Lightly flour your hands, then gather the clumps and begin kneading right in the bowl, folding the mass over repeatedly until you’ve formed a cohesive lump of dough. Turn it out onto a lightly floured work surface and continue kneading for 5 minutes or so, until the dough is smooth on the outside, contains no lumps and feels elastic. (If the dough seems too sticky or too hard after it has been kneaded for a minute or two, adjust the consistency with very small amounts of flour or water.) Flatten the dough into a disk, wrap it tightly in plastic wrap and let it rest at room temperature for 30 minutes.
Cut the dough into four equal pieces. Work with one piece and keep the others covered. Lightly flour the work surface and your rolling pin. Press the first piece of dough flat, then dimple it with your fingertips. Begin rolling it into a rectangle, about twice as long as it is wide. Working from the center of the dough, roll up and down and left and right. Flip the dough over occasionally and dust it with flour, turning the dough 90 degrees from time to time as you work. Continue to roll and stretch the dough until the sheet is 1/16-inch thick.
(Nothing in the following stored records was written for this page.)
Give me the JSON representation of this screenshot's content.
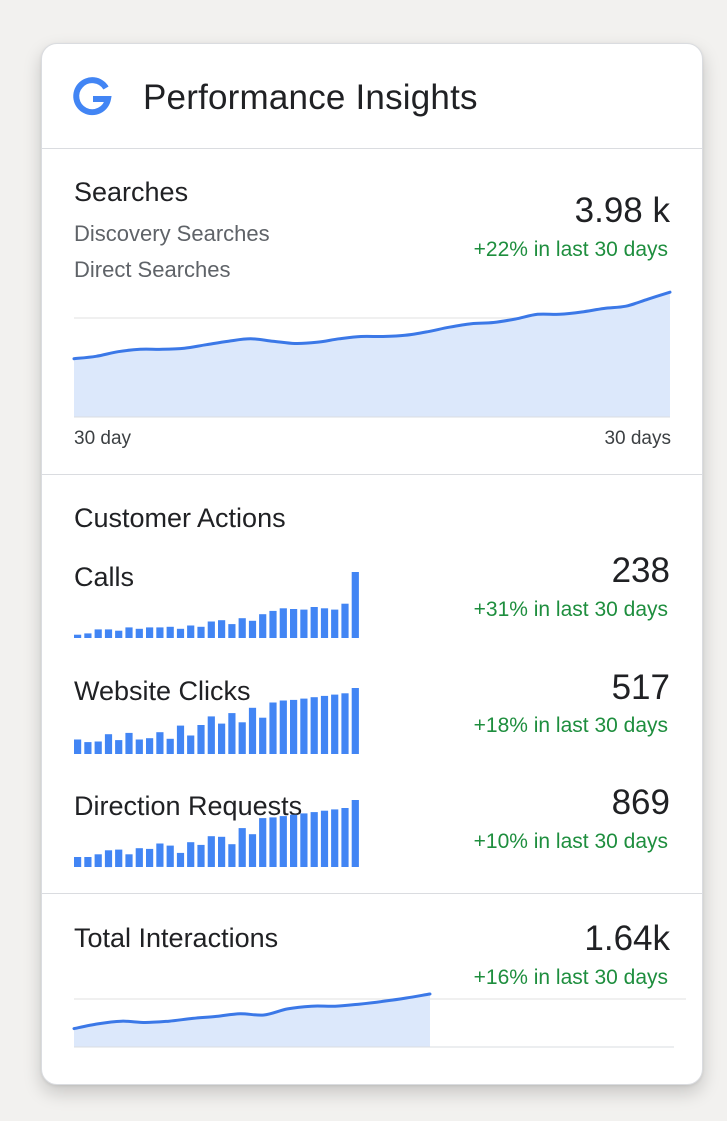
{
  "header": {
    "title": "Performance Insights",
    "logo_icon": "google-g-logo"
  },
  "searches": {
    "title": "Searches",
    "sub_items": [
      "Discovery Searches",
      "Direct Searches"
    ],
    "value": "3.98 k",
    "trend": "+22% in last 30 days",
    "axis_start": "30 day",
    "axis_end": "30 days"
  },
  "customer_actions": {
    "title": "Customer Actions",
    "metrics": [
      {
        "label": "Calls",
        "value": "238",
        "trend": "+31% in last 30 days"
      },
      {
        "label": "Website Clicks",
        "value": "517",
        "trend": "+18% in last 30 days"
      },
      {
        "label": "Direction Requests",
        "value": "869",
        "trend": "+10% in last 30 days"
      }
    ]
  },
  "total_interactions": {
    "title": "Total Interactions",
    "value": "1.64k",
    "trend": "+16% in last 30 days"
  },
  "colors": {
    "accent": "#4285f4",
    "line": "#3b78e7",
    "area": "#dce8fb",
    "trend_positive": "#1e8e3e"
  },
  "chart_data": [
    {
      "type": "area",
      "name": "searches-trend",
      "x": [
        1,
        2,
        3,
        4,
        5,
        6,
        7,
        8,
        9,
        10,
        11,
        12,
        13,
        14,
        15,
        16,
        17,
        18,
        19,
        20,
        21,
        22,
        23,
        24,
        25,
        26,
        27,
        28
      ],
      "values": [
        50,
        52,
        56,
        58,
        58,
        59,
        62,
        65,
        67,
        65,
        63,
        64,
        67,
        69,
        69,
        70,
        73,
        77,
        80,
        81,
        84,
        88,
        88,
        90,
        93,
        95,
        101,
        107
      ],
      "ylim": [
        0,
        120
      ]
    },
    {
      "type": "bar",
      "name": "calls-daily",
      "x": [
        1,
        2,
        3,
        4,
        5,
        6,
        7,
        8,
        9,
        10,
        11,
        12,
        13,
        14,
        15,
        16,
        17,
        18,
        19,
        20,
        21,
        22,
        23,
        24,
        25,
        26,
        27,
        28
      ],
      "values": [
        5,
        7,
        13,
        13,
        11,
        16,
        14,
        16,
        16,
        17,
        14,
        19,
        17,
        25,
        27,
        21,
        30,
        26,
        36,
        41,
        45,
        44,
        43,
        47,
        45,
        43,
        52,
        100
      ],
      "ylim": [
        0,
        100
      ]
    },
    {
      "type": "bar",
      "name": "website-clicks-daily",
      "x": [
        1,
        2,
        3,
        4,
        5,
        6,
        7,
        8,
        9,
        10,
        11,
        12,
        13,
        14,
        15,
        16,
        17,
        18,
        19,
        20,
        21,
        22,
        23,
        24,
        25,
        26,
        27,
        28
      ],
      "values": [
        22,
        18,
        19,
        30,
        21,
        32,
        22,
        24,
        33,
        23,
        43,
        28,
        44,
        57,
        46,
        62,
        48,
        70,
        55,
        78,
        81,
        82,
        84,
        86,
        88,
        90,
        92,
        100
      ],
      "ylim": [
        0,
        100
      ]
    },
    {
      "type": "bar",
      "name": "direction-requests-daily",
      "x": [
        1,
        2,
        3,
        4,
        5,
        6,
        7,
        8,
        9,
        10,
        11,
        12,
        13,
        14,
        15,
        16,
        17,
        18,
        19,
        20,
        21,
        22,
        23,
        24,
        25,
        26,
        27,
        28
      ],
      "values": [
        15,
        15,
        19,
        25,
        26,
        19,
        28,
        27,
        35,
        32,
        21,
        37,
        33,
        46,
        45,
        34,
        58,
        49,
        73,
        74,
        76,
        78,
        80,
        82,
        84,
        86,
        88,
        100
      ],
      "ylim": [
        0,
        100
      ]
    },
    {
      "type": "area",
      "name": "total-interactions-trend",
      "x": [
        1,
        2,
        3,
        4,
        5,
        6,
        7,
        8,
        9,
        10,
        11,
        12,
        13,
        14,
        15,
        16
      ],
      "values": [
        27,
        34,
        38,
        36,
        38,
        42,
        45,
        49,
        47,
        56,
        60,
        60,
        63,
        67,
        72,
        78
      ],
      "ylim": [
        0,
        100
      ]
    }
  ]
}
Corzetti stamps are in two pieces. The bottom piece serves two purposes: its bottom side is like a round cookie cutter and its top side is carved to leave an impression on the pasta dough. The top piece of the corzetti stamp has a handle and its underside also is carved to leave an impression. Cut the pasta sheet into discs using the cutter end of the bottom piece. Let them rest for a minute or two. (Discard the dough remnants.)
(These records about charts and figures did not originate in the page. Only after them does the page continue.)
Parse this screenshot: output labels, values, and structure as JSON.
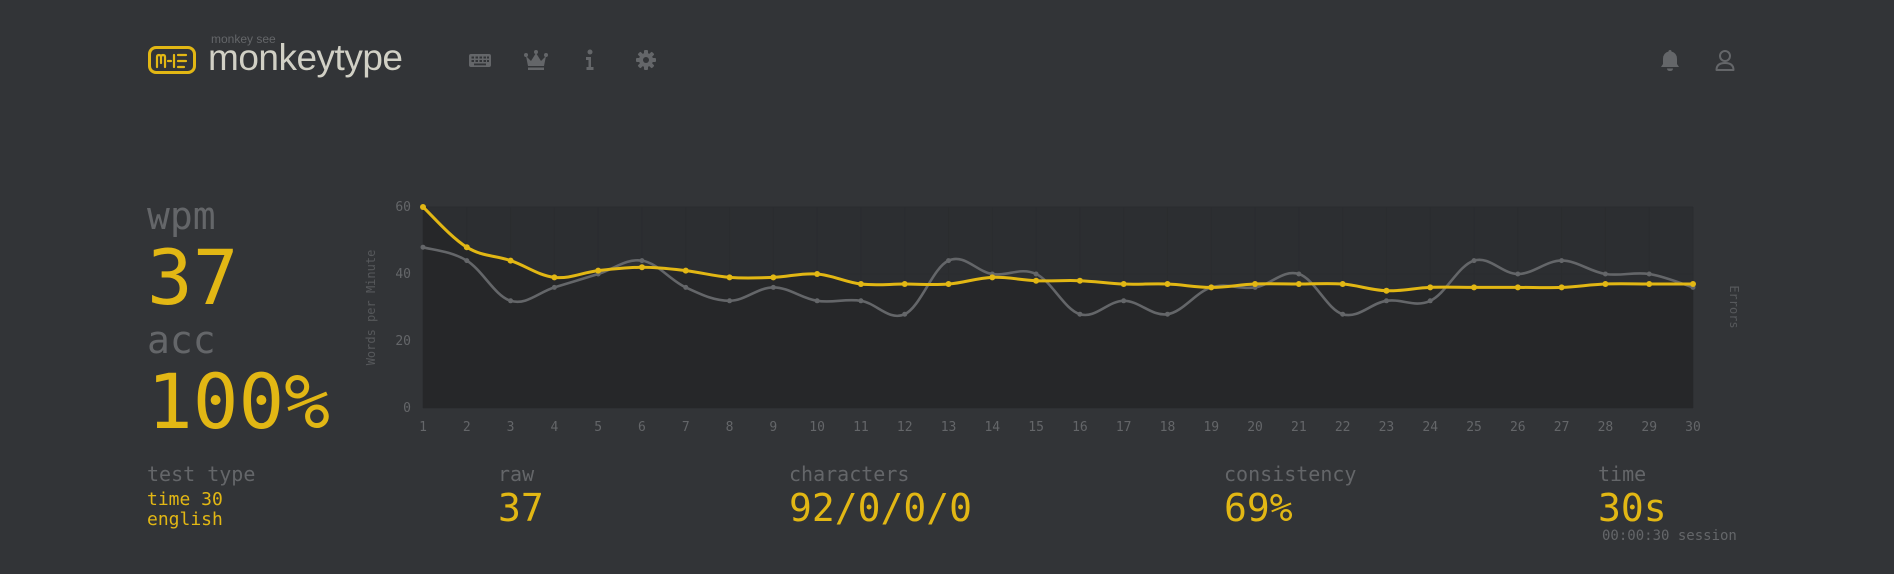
{
  "header": {
    "logo_sub": "monkey see",
    "logo_text": "monkeytype",
    "nav_icons": [
      "keyboard-icon",
      "crown-icon",
      "info-icon",
      "gear-icon"
    ],
    "right_icons": [
      "bell-icon",
      "user-icon"
    ]
  },
  "stats": {
    "wpm_label": "wpm",
    "wpm_value": "37",
    "acc_label": "acc",
    "acc_value": "100%"
  },
  "bottom": {
    "test_type_label": "test type",
    "test_type_line1": "time 30",
    "test_type_line2": "english",
    "raw_label": "raw",
    "raw_value": "37",
    "characters_label": "characters",
    "characters_value": "92/0/0/0",
    "consistency_label": "consistency",
    "consistency_value": "69%",
    "time_label": "time",
    "time_value": "30s",
    "session_text": "00:00:30 session"
  },
  "colors": {
    "background": "#323437",
    "accent": "#e2b714",
    "sub": "#646669",
    "text": "#d1d0c5"
  },
  "chart_data": {
    "type": "line",
    "x": [
      1,
      2,
      3,
      4,
      5,
      6,
      7,
      8,
      9,
      10,
      11,
      12,
      13,
      14,
      15,
      16,
      17,
      18,
      19,
      20,
      21,
      22,
      23,
      24,
      25,
      26,
      27,
      28,
      29,
      30
    ],
    "series": [
      {
        "name": "",
        "color": "#e2b714",
        "values": [
          60,
          48,
          44,
          39,
          41,
          42,
          41,
          39,
          39,
          40,
          37,
          37,
          37,
          39,
          38,
          38,
          37,
          37,
          36,
          37,
          37,
          37,
          35,
          36,
          36,
          36,
          36,
          37,
          37,
          37
        ]
      },
      {
        "name": "",
        "color": "#646669",
        "values": [
          48,
          44,
          32,
          36,
          40,
          44,
          36,
          32,
          36,
          32,
          32,
          28,
          44,
          40,
          40,
          28,
          32,
          28,
          36,
          36,
          40,
          28,
          32,
          32,
          44,
          40,
          44,
          40,
          40,
          36
        ]
      }
    ],
    "ylabel": "Words per Minute",
    "y2label": "Errors",
    "ylim": [
      0,
      60
    ],
    "yticks": [
      0,
      20,
      40,
      60
    ],
    "grid": true
  }
}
Place a disc of pasta on the carved side of the bottom piece of the stamp and with the top piece, press down firmly so that each side of the disc is embossed with the carvings. Allow the corzetti to dry on cookie sheets lined with non-terry kitchen towels dusted with semolina flour for at least 1 hour. If the pasta does not dry long enough, the impressions will disappear in the boiling water. (You may also freeze the corzetti by placing the entire cookie sheet in the freezer until the pasta is frozen and then transfer the pasta into zippered plastic bags.)
Bring a large pot of salted water to a full boil. Gently shake off any excess flour from the pasta in a colander or with your hands. Drop the pasta into the boiling water in several batches, stirring with each addition to separate the pieces. Let the water return to a boil and cook, stirring occasionally, until the pasta rises to the top. Reduce the heat slightly and taste for doneness - the pasta will be done in about 2-3 minutes.
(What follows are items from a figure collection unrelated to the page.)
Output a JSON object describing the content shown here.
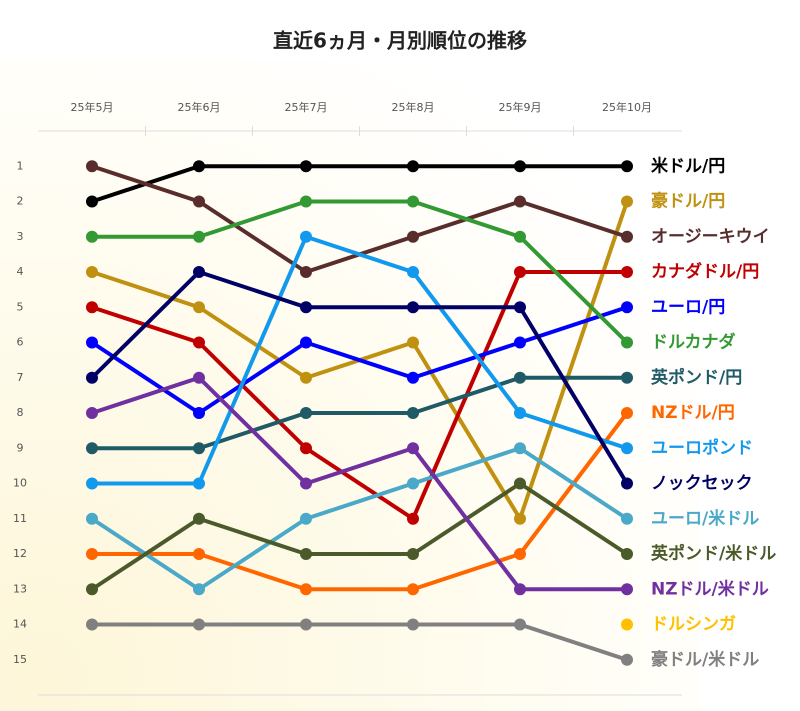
{
  "chart_data": {
    "type": "bump",
    "title": "直近6ヵ月・月別順位の推移",
    "categories": [
      "25年5月",
      "25年6月",
      "25年7月",
      "25年8月",
      "25年9月",
      "25年10月"
    ],
    "ylim": [
      0,
      16
    ],
    "y_inverted": true,
    "yticks": [
      1,
      2,
      3,
      4,
      5,
      6,
      7,
      8,
      9,
      10,
      11,
      12,
      13,
      14,
      15
    ],
    "series": [
      {
        "name": "米ドル/円",
        "color": "#000000",
        "values": [
          2,
          1,
          1,
          1,
          1,
          1
        ]
      },
      {
        "name": "豪ドル/円",
        "color": "#c09010",
        "values": [
          4,
          5,
          7,
          6,
          11,
          2
        ]
      },
      {
        "name": "オージーキウイ",
        "color": "#5a2d2d",
        "values": [
          1,
          2,
          4,
          3,
          2,
          3
        ]
      },
      {
        "name": "カナダドル/円",
        "color": "#c00000",
        "values": [
          5,
          6,
          9,
          11,
          4,
          4
        ]
      },
      {
        "name": "ユーロ/円",
        "color": "#0000ff",
        "values": [
          6,
          8,
          6,
          7,
          6,
          5
        ]
      },
      {
        "name": "ドルカナダ",
        "color": "#339933",
        "values": [
          3,
          3,
          2,
          2,
          3,
          6
        ]
      },
      {
        "name": "英ポンド/円",
        "color": "#1f5a66",
        "values": [
          9,
          9,
          8,
          8,
          7,
          7
        ]
      },
      {
        "name": "NZドル/円",
        "color": "#ff6600",
        "values": [
          12,
          12,
          13,
          13,
          12,
          8
        ]
      },
      {
        "name": "ユーロポンド",
        "color": "#1199ee",
        "values": [
          10,
          10,
          3,
          4,
          8,
          9
        ]
      },
      {
        "name": "ノックセック",
        "color": "#000066",
        "values": [
          7,
          4,
          5,
          5,
          5,
          10
        ]
      },
      {
        "name": "ユーロ/米ドル",
        "color": "#4aa8c8",
        "values": [
          11,
          13,
          11,
          10,
          9,
          11
        ]
      },
      {
        "name": "英ポンド/米ドル",
        "color": "#4a5a2a",
        "values": [
          13,
          11,
          12,
          12,
          10,
          12
        ]
      },
      {
        "name": "NZドル/米ドル",
        "color": "#7030a0",
        "values": [
          8,
          7,
          10,
          9,
          13,
          13
        ]
      },
      {
        "name": "ドルシンガ",
        "color": "#ffc000",
        "values": [
          null,
          null,
          null,
          null,
          null,
          14
        ]
      },
      {
        "name": "豪ドル/米ドル",
        "color": "#808080",
        "values": [
          14,
          14,
          14,
          14,
          14,
          15
        ]
      }
    ]
  }
}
About a minute before you add the pasta to the pot of boiling water, place the butter in a wide skillet over medium heat and melt until the edges begin to caramelize. Add the toasted pine nuts and fresh herbs and sauté for a minute or so, stirring often. Drain the pasta, reserving 1/2 cup of cooking water, and add the pasta and reserved cooking water to the butter and herb sauce, tossing for 30 seconds or so until the pasta is well coated. Season to taste with salt and freshly ground black pepper. Serve immediately.
*To toast pine nuts, place them in a dry skillet and cook over medium-low heat, stirring often, until they are golden in spots, about 3 minutes. Immediately transfer the pine nuts to a bowl to cool.